La Direction régionale de la Promotion de la Femme et de la Protection de l’Enfant a organisé ce jeudi 25 novembre 2021, à Tillabéri, la cérémonie du lancement des activités entrant dans le cadre de la commémoration du 30ème anniversaire de la campagne des 16 jours d’activisme contre les violences faites aux femmes et aux jeunes filles. Le thème choisi cette année c’est : ‘’ Mettre fin dès maintenant aux pratiques néfastes à l’égard des femmes et des filles, oranger le 3ème Sommet des filles africains ‘’.C’était en présence des autorités administrative, coutumières et religieuses de la région, les représentants des ONGs et Associations nationales et internationales de développement et de plusieurs invités.

Cette commémoration a pour entre autres objectifs, de contribuer à réduire les violences basées sur le genre dans un contexte d’insécurité où les femmes et les enfants sont plus que vulnérables ; de sensibiliser les autorités sur l’ampleur du phénomène au sein de la communauté ; informer et sensibiliser les communautés sur le risque encouru par les filles et les moyens de les protéger et une vulgarisation des textes et des services de prise en charges des victimes des VBG..

« Ce phénomène est un sujet de préoccupation majeure car constituant une atteinte aux droits humains », a indiqué le Secrétaire général de la région, M. Kimba Moumouni Seydou, lors du lancement.

« En effet, elles sont nombreuses, nos femmes, nos sœurs et nos filles qui sont victimes des conséquences de ces violences », a-t-il fait savoir, ajoutant que, le choix de ce thème revêt d’une importance capitale car, il cadre parfaitement avec les priorités des autorités de la 7ème République au 1er rang duquel, le Président de la République, Bazoum Mohamed, qui font de la promotion du bien-être de la femme et de la jeune fille, une priorité de premier rang.

La Directrice régionale de la Promotion de la Femme, Mme Mardakry Fatime Sidike, a déclaré que, « les violences basées sur le genre constituent selon l’OMS un enjeu de santé publique et ces violences se déclinent sous plusieurs formes, physiques, verbales, sexuelles, psychologiques et ou morales, elles touchent tous pays, les communautés, les âges, les couches socio-professionnelles et les résidences ».

« Ces violences, a-t-elle soutenu, freinent le progrès, particulièrement celui des femmes et des filles ».

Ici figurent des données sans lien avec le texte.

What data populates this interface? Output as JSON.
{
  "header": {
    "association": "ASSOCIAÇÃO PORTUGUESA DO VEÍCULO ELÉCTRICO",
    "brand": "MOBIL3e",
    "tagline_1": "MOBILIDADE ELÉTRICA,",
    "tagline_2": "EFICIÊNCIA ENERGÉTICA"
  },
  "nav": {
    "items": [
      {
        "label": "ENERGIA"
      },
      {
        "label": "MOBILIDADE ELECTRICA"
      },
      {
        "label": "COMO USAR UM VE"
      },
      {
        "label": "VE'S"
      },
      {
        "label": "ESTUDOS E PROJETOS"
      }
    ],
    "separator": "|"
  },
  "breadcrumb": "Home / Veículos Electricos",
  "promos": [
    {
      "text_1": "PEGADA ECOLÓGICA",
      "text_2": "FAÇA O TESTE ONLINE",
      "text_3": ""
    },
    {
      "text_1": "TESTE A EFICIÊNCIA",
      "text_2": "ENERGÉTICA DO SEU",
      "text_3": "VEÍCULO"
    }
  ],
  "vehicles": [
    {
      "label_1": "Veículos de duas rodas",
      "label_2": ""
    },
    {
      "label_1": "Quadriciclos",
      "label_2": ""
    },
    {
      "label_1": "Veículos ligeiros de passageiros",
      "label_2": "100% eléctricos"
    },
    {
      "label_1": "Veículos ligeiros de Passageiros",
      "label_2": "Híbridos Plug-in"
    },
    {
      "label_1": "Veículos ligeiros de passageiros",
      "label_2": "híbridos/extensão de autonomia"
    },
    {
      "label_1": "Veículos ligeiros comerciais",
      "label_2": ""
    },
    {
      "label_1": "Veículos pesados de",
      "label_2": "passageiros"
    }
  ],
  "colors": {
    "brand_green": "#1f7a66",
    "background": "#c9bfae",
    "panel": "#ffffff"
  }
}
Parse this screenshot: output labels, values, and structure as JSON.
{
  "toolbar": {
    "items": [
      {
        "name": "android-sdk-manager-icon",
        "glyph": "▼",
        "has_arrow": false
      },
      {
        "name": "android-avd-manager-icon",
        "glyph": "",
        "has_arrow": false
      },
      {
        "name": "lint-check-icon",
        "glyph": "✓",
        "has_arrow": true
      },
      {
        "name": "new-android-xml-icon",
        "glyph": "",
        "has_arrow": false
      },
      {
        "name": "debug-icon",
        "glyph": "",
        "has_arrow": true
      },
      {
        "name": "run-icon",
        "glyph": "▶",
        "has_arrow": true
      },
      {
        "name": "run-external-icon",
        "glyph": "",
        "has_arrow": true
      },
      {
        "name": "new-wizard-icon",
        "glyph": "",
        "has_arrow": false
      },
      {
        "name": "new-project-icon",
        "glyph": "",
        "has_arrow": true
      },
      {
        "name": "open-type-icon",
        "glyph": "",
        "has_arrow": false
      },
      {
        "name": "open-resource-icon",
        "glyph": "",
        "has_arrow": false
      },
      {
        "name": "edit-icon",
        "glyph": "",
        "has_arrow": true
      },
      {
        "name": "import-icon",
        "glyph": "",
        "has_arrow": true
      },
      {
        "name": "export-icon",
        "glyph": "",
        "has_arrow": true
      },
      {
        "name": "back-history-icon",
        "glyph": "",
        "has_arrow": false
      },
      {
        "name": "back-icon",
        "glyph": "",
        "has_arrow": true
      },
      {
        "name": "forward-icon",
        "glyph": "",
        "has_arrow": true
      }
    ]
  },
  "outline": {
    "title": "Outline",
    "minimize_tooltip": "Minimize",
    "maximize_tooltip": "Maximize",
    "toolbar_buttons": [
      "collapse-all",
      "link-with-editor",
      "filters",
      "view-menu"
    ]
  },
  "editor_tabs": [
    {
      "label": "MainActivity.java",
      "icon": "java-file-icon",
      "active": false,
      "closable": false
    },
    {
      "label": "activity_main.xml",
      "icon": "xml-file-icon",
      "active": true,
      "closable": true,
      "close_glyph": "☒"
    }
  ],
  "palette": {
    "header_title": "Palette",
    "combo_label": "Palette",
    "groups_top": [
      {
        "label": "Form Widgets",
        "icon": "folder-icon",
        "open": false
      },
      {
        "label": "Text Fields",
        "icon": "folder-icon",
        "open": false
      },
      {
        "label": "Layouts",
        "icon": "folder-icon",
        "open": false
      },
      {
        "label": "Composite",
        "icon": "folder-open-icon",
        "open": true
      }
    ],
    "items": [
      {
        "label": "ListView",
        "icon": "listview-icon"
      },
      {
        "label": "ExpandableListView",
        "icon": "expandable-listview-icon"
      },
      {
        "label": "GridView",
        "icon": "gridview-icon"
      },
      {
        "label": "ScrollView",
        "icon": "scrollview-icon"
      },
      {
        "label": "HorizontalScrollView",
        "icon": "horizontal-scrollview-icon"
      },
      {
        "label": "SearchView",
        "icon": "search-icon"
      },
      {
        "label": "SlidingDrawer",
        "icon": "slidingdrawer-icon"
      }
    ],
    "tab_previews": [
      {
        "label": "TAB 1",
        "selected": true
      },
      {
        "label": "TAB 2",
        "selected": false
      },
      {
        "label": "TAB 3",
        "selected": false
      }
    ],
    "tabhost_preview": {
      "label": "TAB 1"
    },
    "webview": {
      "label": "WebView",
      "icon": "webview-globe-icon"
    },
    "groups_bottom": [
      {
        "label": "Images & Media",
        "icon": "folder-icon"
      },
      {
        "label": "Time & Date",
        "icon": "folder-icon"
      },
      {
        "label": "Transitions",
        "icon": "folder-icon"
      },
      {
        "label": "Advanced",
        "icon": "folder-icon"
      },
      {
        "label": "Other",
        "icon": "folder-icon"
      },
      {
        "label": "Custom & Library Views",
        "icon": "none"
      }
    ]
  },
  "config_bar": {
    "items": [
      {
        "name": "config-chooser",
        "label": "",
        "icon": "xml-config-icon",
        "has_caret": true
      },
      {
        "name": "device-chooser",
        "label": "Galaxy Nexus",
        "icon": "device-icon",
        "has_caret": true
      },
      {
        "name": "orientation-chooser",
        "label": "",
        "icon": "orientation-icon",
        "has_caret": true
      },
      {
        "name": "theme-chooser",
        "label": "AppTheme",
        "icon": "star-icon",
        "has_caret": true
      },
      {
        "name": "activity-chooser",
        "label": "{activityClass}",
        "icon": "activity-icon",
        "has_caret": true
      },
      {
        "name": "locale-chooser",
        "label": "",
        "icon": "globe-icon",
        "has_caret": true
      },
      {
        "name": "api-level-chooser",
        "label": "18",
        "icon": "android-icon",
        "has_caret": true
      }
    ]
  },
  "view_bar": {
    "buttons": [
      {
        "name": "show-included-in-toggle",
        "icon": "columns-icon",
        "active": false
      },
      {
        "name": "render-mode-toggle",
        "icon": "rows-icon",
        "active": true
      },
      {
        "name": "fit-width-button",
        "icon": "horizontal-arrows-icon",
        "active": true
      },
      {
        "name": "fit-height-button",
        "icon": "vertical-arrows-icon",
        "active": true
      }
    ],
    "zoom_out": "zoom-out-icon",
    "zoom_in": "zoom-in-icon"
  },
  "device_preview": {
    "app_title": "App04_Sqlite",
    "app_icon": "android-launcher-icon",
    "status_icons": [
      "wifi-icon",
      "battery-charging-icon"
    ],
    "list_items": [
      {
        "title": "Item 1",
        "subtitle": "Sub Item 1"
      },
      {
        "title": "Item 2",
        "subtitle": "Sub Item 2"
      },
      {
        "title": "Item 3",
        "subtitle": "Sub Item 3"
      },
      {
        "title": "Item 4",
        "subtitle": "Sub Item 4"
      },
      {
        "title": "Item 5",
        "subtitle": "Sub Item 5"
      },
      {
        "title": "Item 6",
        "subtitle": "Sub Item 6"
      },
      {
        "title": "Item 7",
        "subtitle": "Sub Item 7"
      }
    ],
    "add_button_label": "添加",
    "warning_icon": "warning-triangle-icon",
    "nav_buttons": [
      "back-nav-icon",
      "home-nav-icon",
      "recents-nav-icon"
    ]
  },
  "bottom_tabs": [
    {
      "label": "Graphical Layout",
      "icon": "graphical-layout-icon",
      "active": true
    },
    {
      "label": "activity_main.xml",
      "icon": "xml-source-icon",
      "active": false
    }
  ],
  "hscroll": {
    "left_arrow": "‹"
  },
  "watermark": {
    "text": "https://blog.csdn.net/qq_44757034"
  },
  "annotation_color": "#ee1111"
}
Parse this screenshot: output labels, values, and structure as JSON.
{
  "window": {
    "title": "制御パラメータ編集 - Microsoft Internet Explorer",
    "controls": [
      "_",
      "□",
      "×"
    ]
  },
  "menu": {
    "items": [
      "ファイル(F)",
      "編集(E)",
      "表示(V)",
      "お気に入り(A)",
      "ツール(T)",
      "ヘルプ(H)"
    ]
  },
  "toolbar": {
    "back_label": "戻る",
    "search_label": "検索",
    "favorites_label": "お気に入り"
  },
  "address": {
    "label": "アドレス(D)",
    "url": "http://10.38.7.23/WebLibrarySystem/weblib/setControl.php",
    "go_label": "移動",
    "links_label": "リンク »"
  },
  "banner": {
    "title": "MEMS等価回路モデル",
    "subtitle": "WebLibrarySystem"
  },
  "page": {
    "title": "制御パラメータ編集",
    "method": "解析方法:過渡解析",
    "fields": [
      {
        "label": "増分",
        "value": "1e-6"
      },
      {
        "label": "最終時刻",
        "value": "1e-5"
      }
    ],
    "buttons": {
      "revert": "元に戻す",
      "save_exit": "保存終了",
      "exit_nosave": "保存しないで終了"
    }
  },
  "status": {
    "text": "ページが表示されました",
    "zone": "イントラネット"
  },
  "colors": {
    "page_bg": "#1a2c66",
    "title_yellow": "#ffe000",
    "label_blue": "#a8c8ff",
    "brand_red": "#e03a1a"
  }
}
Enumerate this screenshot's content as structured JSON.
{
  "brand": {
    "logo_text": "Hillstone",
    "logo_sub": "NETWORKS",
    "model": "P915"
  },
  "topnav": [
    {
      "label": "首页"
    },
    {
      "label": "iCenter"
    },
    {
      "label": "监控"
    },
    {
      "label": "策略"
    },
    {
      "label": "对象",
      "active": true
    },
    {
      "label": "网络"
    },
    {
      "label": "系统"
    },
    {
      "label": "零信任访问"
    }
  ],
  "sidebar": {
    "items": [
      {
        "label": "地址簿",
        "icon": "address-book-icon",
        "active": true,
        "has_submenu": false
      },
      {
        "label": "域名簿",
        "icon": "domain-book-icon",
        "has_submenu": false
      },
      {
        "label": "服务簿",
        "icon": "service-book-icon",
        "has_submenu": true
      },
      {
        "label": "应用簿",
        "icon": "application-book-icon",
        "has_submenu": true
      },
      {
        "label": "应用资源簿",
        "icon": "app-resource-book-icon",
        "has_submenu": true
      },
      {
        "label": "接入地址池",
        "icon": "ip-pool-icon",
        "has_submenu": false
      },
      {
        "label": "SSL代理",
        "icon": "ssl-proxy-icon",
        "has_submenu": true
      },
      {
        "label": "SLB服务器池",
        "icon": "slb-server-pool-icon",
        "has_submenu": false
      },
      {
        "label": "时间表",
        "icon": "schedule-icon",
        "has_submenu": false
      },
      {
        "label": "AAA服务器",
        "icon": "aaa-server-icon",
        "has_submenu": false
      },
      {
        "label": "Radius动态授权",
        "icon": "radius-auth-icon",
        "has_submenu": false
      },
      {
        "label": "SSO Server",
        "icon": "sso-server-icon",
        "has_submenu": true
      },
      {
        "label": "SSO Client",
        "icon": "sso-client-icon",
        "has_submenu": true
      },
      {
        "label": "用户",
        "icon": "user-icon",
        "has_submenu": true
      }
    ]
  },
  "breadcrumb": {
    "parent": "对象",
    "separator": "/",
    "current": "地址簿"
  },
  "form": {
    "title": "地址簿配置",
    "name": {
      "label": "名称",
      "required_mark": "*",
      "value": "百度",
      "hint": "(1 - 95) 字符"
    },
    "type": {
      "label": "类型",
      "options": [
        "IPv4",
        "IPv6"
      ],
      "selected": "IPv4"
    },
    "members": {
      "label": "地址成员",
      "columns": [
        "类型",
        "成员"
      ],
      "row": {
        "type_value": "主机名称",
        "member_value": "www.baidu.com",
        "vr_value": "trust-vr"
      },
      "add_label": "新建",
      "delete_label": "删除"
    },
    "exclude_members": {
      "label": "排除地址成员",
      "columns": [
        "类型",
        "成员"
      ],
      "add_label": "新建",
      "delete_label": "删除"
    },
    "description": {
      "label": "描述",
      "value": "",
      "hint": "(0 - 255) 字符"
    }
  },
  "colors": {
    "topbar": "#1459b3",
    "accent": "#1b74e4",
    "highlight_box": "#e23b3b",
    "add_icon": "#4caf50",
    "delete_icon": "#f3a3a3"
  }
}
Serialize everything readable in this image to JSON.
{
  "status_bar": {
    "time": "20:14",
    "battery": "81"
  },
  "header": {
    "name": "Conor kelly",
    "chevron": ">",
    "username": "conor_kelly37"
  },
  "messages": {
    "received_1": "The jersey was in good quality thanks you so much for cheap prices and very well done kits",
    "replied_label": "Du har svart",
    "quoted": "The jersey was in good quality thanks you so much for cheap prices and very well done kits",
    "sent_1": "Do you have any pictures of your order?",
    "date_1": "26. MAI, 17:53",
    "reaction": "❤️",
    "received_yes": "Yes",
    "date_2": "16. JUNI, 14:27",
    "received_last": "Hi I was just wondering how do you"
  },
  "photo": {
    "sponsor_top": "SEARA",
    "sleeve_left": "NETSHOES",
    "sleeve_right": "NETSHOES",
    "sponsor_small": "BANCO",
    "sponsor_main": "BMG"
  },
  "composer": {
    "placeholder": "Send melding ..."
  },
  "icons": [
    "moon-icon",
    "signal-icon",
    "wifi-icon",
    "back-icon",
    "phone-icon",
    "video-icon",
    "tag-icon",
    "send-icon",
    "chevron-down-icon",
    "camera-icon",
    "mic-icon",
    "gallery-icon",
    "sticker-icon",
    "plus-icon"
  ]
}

« Malheureusement, le Niger n’est pas épargné par le fléau », a-t-elle souligné, ajoutant que, « plusieurs études ont clairement montré que les violences sont quotidiennes dans notre société et s’exercent le plus généralement dans le cadre familial, au niveau de la sphère privée, du couple, sur les lieux de travail, dans les écoles et les milieux d’apprentissage ».

« Des efforts significatifs ont été réalisés par le Gouvernement et ses partenaires dans le cadre de la lutte contre les violences, mais que beaucoup reste à faire notamment pour lutter efficacement contre les violences basées sur le genre, a expliqué, Mme Mardakry Fatime Sidike ajoutant que, la persistance de la pauvreté et des pesanteurs socioculturels constituent des obstacles de taille face à ce noble combat ».

« Pour cela, la persistance des violences contre les femmes et les filles nécessite une mobilisation générale et c’est à travers des actions novatrices et concrètes que nous parviendrons à réduire la fréquence des VBG à l’égard des femmes et des filles », a-t-elle par ailleurs indiqué.

La Directrice régionale de la Promotion de la Femme a enfin remercié tous les partenaires techniques et financiers notamment le HCR, Pathfinder, DRC, Save the Chidren , Concern, APBE et NRC ; pour tous les appuis multiples et multiformes pour la cause de la femme et de l’enfant dans a région de Tillabéri.

Lors de cette cérémonie, 150 kits scolaires ont été distribués aux meilleurs élèves de la commune urbaine de Tillabéri et des villages environnants par l’ONG allemande NRC et un appui du HCR de 200 kits de dignité aux jeunes filles déplacées internes.

Cette cérémonie a été sanctionnée par des sketchs et un poème sur les violences faites aux femmes.